My life as a person, but also as artist, was completely turned upside down from 2013 through 2015.
In 2013 I was diagnosed with breast cancer. The subsequent treatment process resulted in a serious complication: a brain haemorrhage. I could no longer speak and think coherently, stand, move or walk. I was thrown back on myself and had to survive from deep and profound forces within me. I was supported by the nursing staff and the many lovely family and friends around me. The hope of recovery has never left me…
The things I had to endure on my way to recovery has turned me into a sort of philosopher.
I have long been walking around with the thought of putting this difficult time into words as they relate to my own personal life: an attempt to explain, on my website, the devastating impact of my rehabilitation on my work, my constant struggle as a story as an explanation for how my work turns out. I wanted to explain how my work has changed in these years. From my earlier work after years of changes due to the injury of permanent half-sided paralysis and brain damage to the current state of affairs. A brief explanation of what has changed in my work during the years since then, compared to my earlier work due to my half-sided permanent paralysis and brain damage injury.
After a one-year stay in a nursing home, I gradually began to find the strength and hope needed! A process that goes on for years and still continues…

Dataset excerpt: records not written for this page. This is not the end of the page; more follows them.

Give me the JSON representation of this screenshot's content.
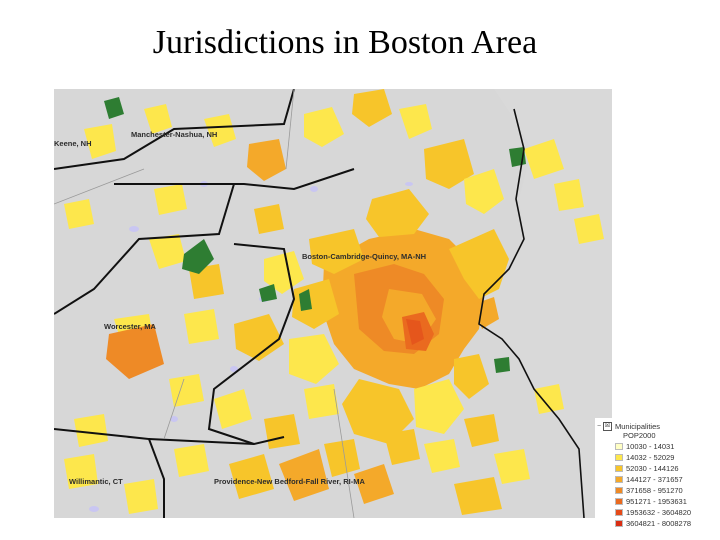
{
  "title": "Jurisdictions in Boston Area",
  "map": {
    "labels": {
      "manchester": "Manchester-Nashua, NH",
      "keene": "Keene, NH",
      "boston": "Boston-Cambridge-Quincy, MA-NH",
      "worcester": "Worcester, MA",
      "willimantic": "Willimantic, CT",
      "providence": "Providence-New Bedford-Fall River, RI-MA"
    },
    "colors": {
      "background": "#d7d7d7",
      "water": "#c9c6f2",
      "protected_land": "#2e7d32",
      "boundary": "#111111",
      "county_line": "#9a9a9a"
    }
  },
  "legend": {
    "expander": "−",
    "checkbox": "☒",
    "layer": "Municipalities",
    "field": "POP2000",
    "classes": [
      {
        "range": "10030 - 14031",
        "color": "#ffffc4"
      },
      {
        "range": "14032 - 52029",
        "color": "#fde74c"
      },
      {
        "range": "52030 - 144126",
        "color": "#f7c52a"
      },
      {
        "range": "144127 - 371657",
        "color": "#f4a92a"
      },
      {
        "range": "371658 - 951270",
        "color": "#ee8a26"
      },
      {
        "range": "951271 - 1953631",
        "color": "#ea6a1f"
      },
      {
        "range": "1953632 - 3604820",
        "color": "#e54a18"
      },
      {
        "range": "3604821 - 8008278",
        "color": "#d92d12"
      }
    ]
  }
}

The feeling was that I was no longer in control of my own actions — if I had already wondered – I no longer knew what else awaited me.
This was all because I was passing through the pain and confusion in the period of admissions to hospitals and nursing homes; meanwhile I had to miss my trusted home and my dear studio!
But even during my first year of rehabilitation, I was gradually being stimulated more and more by means of art therapy to return to normal life: painting… I was introduced to a creative in-house resident group. For me, totally weakened as I was, it was exhausting: to literally keep my head high from my wheelchair, with hardly any force in my shoulder and neck muscles. But this group of residents did rekindle my enthusiasm for painting.
The first year ended with my participation in an in-house exhibition. It was special to see how my work from the period at the rehabilitation facility was presented alongside a beautiful slideshow of my earlier work. I could not have received better encouragement to get there. It was a real turning point for me!
When I broke my hip in 2015 — during first year back home — a fall down the stairs extended my rehabilitation to a period of two years. This gradually started to bear fruit with the help of practical, focused professional support.
Painting remained quite a job because I encountered problems handling the material, coming up with what I could handle. All my skill was gone. I worked together with all kinds of techniques. So it was a surprise to me when the creative process started up once again. I started to overcome setbacks step-by-step, good or bad. I did endless practice building wooden block towers to get my hand-eye-brain coordination going with trial and error. It was a matter of moving as much as possible until one day my physiotherapist suggested that I try to use the paralyzed hand to do what my heart spurred me forwards to do: drawing. I did this in order to improve the use of my left hand through art and thereby stimulate coordination between head, brain and hand.
Out of my uncertainty I was on my way to regain my self-confidence…
All this comes down to following the route given with a non-congenital brain injury: the struggle of the rehabilitation years. And it’s not over yet!
What is the impact on your life and brain … what is changing …. Your delayed reaction capacity, loss of overview … seeing, finding solutions …? Targeted help & support came through occupational therapy. They could make all kinds of different tools that would make life easier for me at my own request / investigation. I first had to invent and experience the importance of it and the function for myself while working at home in my own studio after 2 years of delay. This helped get it going again. It went and really could not take place other than through trial and error with a lot of perseverance! My self-talk grew with every step… I worked through all sorts of random techniques, started to forget the setbacks… I lived in my own world, away from the busy outside world with an abundance of stimuli.
My calm lifestyle has brought me back to balance, the acceptance process has finally begun!
In the meantime I dare to say that through thick and thin I have grown into my own personal caregiver, in addition to all the support I have enjoyed over the years … proud & happy!